This is a memoir written from the point of view of a Filipino tourist. Before I came to Bali, i thought Bali was just another beach destination like Boracay and Phuket. It seems I was wrong. Bali is more than just a beach. Let me show. Read more now on pool villas
One cannot separate a building from its environment.
This paraphrase was in a movie that I remembered the moment we arrived at our hotel in Jimbaran, Royal Bali Beach Club. I was drawn to the thatched roof of alang alang (cogon) as we sat drinking our welcome drink. The bamboo poles and burnished wooden frames created a geometric pattern three levels above the lobby on the ground floor. They glowed under the warm lighting. Hindu stone carvings and intricate wood carvings on walls, frangipani in vases, Balinese Masks, Gargoyles, & Water Lilies, all combined with thatched alang alang roof, created a tropical Balinese atmosphere. I was stimulated by the artistic expression, despite my tiredness.
The next day I saw Bali at day. It was strange to me that almost all of the buildings (except for those with thatched roofs) had the same color tiled roofing. I almost believe that the Balinese created a theme and unified look, like the Parisians did or the Israelites of Jerusalem. This gives the city a unique character, in my opinion. Bali is home to the longest art street on the planet.
The “art street”, on our way to Ubud, which is the cultural and artistic heart of Bali, passed through many towns that specialize in different art forms: Tohpati, Batubulan, Mas, Celuk, Ubud, Ubud (paintings, galleries, and the art market), Sukawati, Sukawati.
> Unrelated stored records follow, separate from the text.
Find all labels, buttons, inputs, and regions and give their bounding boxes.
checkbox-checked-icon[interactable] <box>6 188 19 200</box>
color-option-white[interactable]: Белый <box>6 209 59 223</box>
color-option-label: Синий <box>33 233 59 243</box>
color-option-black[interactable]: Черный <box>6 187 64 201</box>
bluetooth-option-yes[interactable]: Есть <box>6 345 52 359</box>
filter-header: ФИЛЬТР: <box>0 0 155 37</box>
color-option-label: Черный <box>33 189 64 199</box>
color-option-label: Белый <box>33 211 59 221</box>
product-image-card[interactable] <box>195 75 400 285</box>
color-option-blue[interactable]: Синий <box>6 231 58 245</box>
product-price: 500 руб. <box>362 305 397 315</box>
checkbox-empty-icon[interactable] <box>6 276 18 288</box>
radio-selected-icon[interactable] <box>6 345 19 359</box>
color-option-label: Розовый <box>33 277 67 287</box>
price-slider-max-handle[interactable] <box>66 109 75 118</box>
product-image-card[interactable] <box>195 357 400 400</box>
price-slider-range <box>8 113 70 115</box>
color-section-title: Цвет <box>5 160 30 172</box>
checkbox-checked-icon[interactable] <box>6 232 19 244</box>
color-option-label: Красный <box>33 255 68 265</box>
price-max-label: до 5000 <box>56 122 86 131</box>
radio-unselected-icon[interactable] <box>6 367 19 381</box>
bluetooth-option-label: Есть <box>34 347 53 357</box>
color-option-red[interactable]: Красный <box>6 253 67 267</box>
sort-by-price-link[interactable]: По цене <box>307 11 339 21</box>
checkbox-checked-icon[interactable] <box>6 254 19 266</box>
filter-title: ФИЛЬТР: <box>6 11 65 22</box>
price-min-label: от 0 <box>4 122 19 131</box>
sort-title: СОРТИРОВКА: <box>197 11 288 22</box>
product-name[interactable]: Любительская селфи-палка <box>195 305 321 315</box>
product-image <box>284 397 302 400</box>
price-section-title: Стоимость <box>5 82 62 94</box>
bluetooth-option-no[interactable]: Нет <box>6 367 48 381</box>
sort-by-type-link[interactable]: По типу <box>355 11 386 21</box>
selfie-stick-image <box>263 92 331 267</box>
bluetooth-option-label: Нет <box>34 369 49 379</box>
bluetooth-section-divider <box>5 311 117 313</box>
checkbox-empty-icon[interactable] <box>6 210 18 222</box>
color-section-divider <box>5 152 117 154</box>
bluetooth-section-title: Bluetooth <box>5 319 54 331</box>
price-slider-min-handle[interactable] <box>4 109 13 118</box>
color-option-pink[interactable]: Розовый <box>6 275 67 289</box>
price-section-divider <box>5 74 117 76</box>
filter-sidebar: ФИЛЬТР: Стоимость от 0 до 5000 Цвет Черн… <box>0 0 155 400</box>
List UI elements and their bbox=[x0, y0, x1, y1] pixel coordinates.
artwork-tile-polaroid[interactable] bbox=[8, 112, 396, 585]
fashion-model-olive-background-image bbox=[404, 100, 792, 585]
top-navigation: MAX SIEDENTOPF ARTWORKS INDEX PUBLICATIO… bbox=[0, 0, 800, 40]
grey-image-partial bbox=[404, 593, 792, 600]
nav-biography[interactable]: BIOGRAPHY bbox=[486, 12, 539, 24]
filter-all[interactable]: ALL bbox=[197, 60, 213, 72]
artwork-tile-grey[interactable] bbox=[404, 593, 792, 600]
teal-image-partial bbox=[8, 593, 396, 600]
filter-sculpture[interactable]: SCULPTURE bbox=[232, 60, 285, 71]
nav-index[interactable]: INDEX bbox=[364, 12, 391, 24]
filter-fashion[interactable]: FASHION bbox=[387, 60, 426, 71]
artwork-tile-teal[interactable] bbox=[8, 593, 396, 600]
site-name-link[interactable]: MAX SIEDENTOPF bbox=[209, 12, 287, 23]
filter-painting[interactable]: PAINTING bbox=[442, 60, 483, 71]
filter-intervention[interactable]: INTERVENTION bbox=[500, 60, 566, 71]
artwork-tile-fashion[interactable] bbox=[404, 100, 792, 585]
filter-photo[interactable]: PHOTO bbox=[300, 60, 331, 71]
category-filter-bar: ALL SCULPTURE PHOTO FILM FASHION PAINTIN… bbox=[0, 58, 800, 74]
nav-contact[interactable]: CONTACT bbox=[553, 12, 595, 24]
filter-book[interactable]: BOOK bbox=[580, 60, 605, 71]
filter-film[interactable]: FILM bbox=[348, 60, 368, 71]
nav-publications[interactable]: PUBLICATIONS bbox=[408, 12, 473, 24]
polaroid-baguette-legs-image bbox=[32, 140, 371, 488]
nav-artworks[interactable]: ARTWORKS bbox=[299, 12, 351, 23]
This is an artists’ paradise! We could not stay three days, but were satisfied with the souvenirs we bought, particularly in Windu Sari, Body and Soul, and Just Jeans factory outlet stores in Seminyak, and at Sukawati Market, which all offered discounts. You can bargain up to 70% in Bali if you are able. If not, walk away from the shop and see if it will cave in.
Did I mention the ricefields, rice terraces and art towns surround these? Rice is grown all year long thanks to subak irrigation, which was inherited by the Hindus. The Balinese built their rice fields to surround the water temple. But we couldn’t ignore the ducks that were quacking on the rice paddies. It was the same ducks we had for lunch, deep-fried with Indonesian spices. Yummy. It’s interesting to note that the Indonesian duck (bebek) tastes different than its Peking duck cousin. Bebik Bengil is a must-visit for lunch or dinner if you are visiting Bali. The balinese gardens, rice field, and traditional Balinese music, as well as the duck special, fried ice-cream for dessert, are all exquisite.